Feldman burnishes this point with two examples. Justice Thomas tried to distinguish the Amazon warehouse from a chemical plant, where workers are paid for the time spent donning protective gear before starting work, and from a meatpacking plant, where workers are on the clock while sharpening their knives before beginning butchering. But, as Feldman explains, “[y]ou don’t work at the chemical plant in order to wear protective gear—it’s just necessary if you want to do the job safely.” And “[y]ou can cut meat with a dull knifebut it reduces employer’s profits if you do. An activity included in the job as part of the employer’s profit motive should count as a principal activity.”
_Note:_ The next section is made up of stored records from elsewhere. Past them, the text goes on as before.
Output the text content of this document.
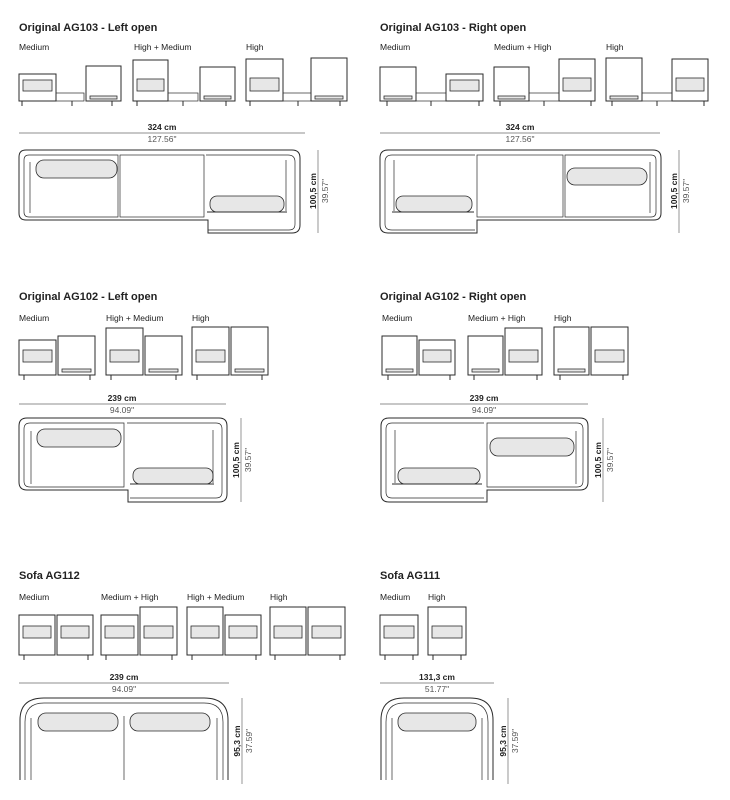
Original AG103 - Left open
Medium	High + Medium	High
324 cm
127.56"
100,5 cm 39.57"
Original AG103 - Right open
Medium	Medium + High	High
324 cm
127.56"
100,5 cm 39.57"
Original AG102 - Left open
Medium	High + Medium	High
239 cm
94.09"
100,5 cm 39.57"
Original AG102 - Right open
Medium	Medium + High	High
239 cm
94.09"
100,5 cm 39.57"
Sofa AG112
Medium	Medium + High	High + Medium	High
239 cm
94.09"
95,3 cm 37.59"
Sofa AG111
Medium High
131,3 cm
51.77"
95,3 cm 37.59"
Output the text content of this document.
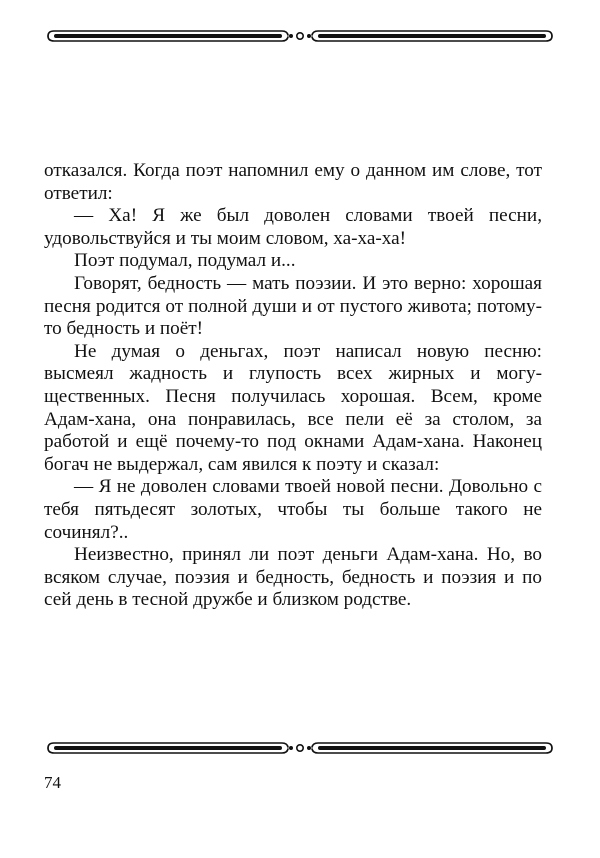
отказался. Когда поэт напомнил ему о данном им слове, тот ответил:

— Ха! Я же был доволен словами твоей песни, удовольствуйся и ты моим словом, ха-ха-ха!

Поэт подумал, подумал и...

Говорят, бедность — мать поэзии. И это верно: хорошая песня родится от полной души и от пустого живота; потому-то бедность и поёт!

Не думая о деньгах, поэт написал новую песню: высмеял жадность и глупость всех жирных и могущественных. Песня получилась хорошая. Всем, кроме Адам-хана, она понравилась, все пели её за столом, за работой и ещё почему-то под окнами Адам-хана. Наконец богач не выдержал, сам явился к поэту и сказал:

— Я не доволен словами твоей новой песни. Довольно с тебя пятьдесят золотых, чтобы ты больше такого не сочинял?..

Неизвестно, принял ли поэт деньги Адам-хана. Но, во всяком случае, поэзия и бедность, бедность и поэзия и по сей день в тесной дружбе и близком родстве.

74
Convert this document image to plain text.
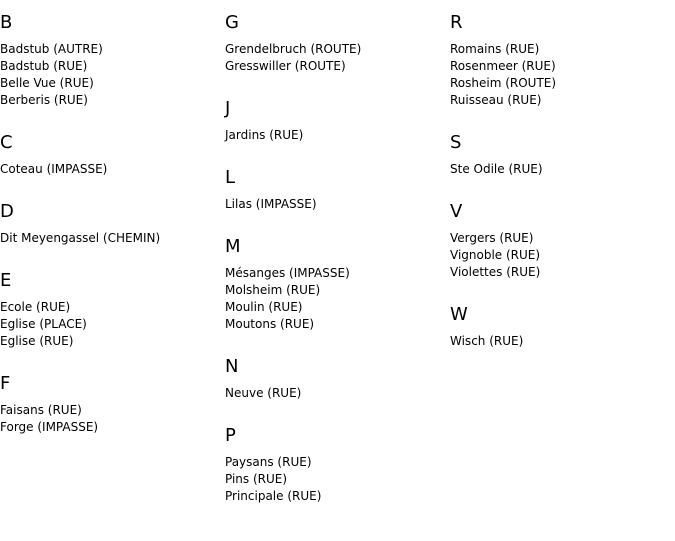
B
Badstub (AUTRE)
Badstub (RUE)
Belle Vue (RUE)
Berberis (RUE)
C
Coteau (IMPASSE)
D
Dit Meyengassel (CHEMIN)
E
Ecole (RUE)
Eglise (PLACE)
Eglise (RUE)
F
Faisans (RUE)
Forge (IMPASSE)
G
Grendelbruch (ROUTE)
Gresswiller (ROUTE)
J
Jardins (RUE)
L
Lilas (IMPASSE)
M
Mésanges (IMPASSE)
Molsheim (RUE)
Moulin (RUE)
Moutons (RUE)
N
Neuve (RUE)
P
Paysans (RUE)
Pins (RUE)
Principale (RUE)
R
Romains (RUE)
Rosenmeer (RUE)
Rosheim (ROUTE)
Ruisseau (RUE)
S
Ste Odile (RUE)
V
Vergers (RUE)
Vignoble (RUE)
Violettes (RUE)
W
Wisch (RUE)
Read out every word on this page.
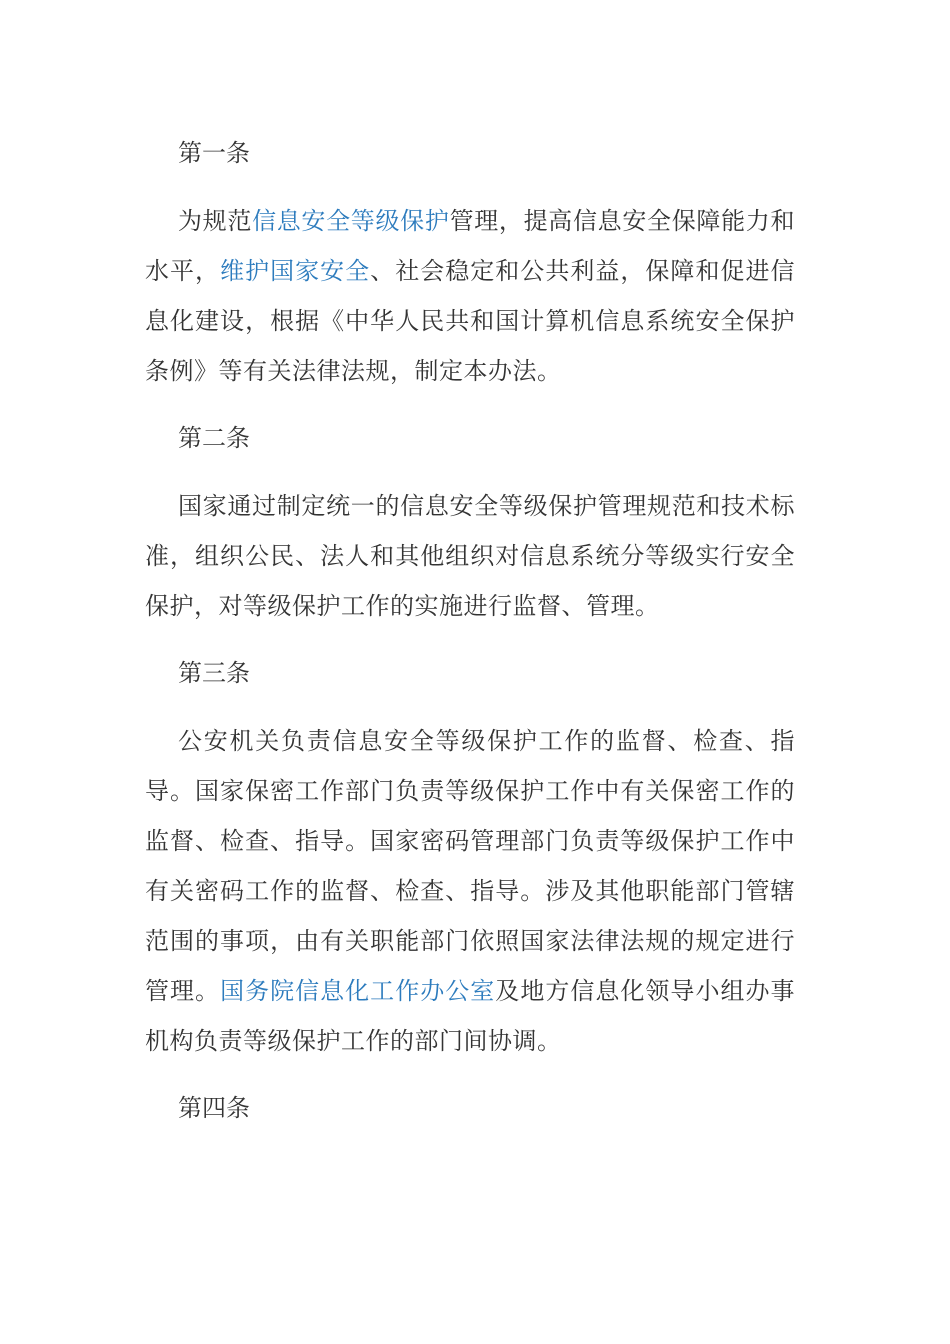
第一条

为规范信息安全等级保护管理，提高信息安全保障能力和水平，维护国家安全、社会稳定和公共利益，保障和促进信息化建设，根据《中华人民共和国计算机信息系统安全保护条例》等有关法律法规，制定本办法。

第二条

国家通过制定统一的信息安全等级保护管理规范和技术标准，组织公民、法人和其他组织对信息系统分等级实行安全保护，对等级保护工作的实施进行监督、管理。

第三条

公安机关负责信息安全等级保护工作的监督、检查、指导。国家保密工作部门负责等级保护工作中有关保密工作的监督、检查、指导。国家密码管理部门负责等级保护工作中有关密码工作的监督、检查、指导。涉及其他职能部门管辖范围的事项，由有关职能部门依照国家法律法规的规定进行管理。国务院信息化工作办公室及地方信息化领导小组办事机构负责等级保护工作的部门间协调。

第四条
The Court’s liberal justices, who show empathy with disadvantaged Americans in other contexts and on other occasions, had little compassion for the Amazon product-pickers. Anyone who has witnessed an oral argument or read through a judicial opinion knows how hard the justices work. (Justice Ginsburg, at 81, apparently pulled an all-nighter earlier this fall, and it wasn’t her first.) Still, the justices get a three-month summer holiday and, when Court is in session, have official responsibilities only 12 days a monthon their busiest month. And it’s safe to say that none of them have had to spend up to 10 hours a month emptying their pockets and walking through security screenings at work. If any of the justices had such an experience under their belt, maybe some would have seen this case differently.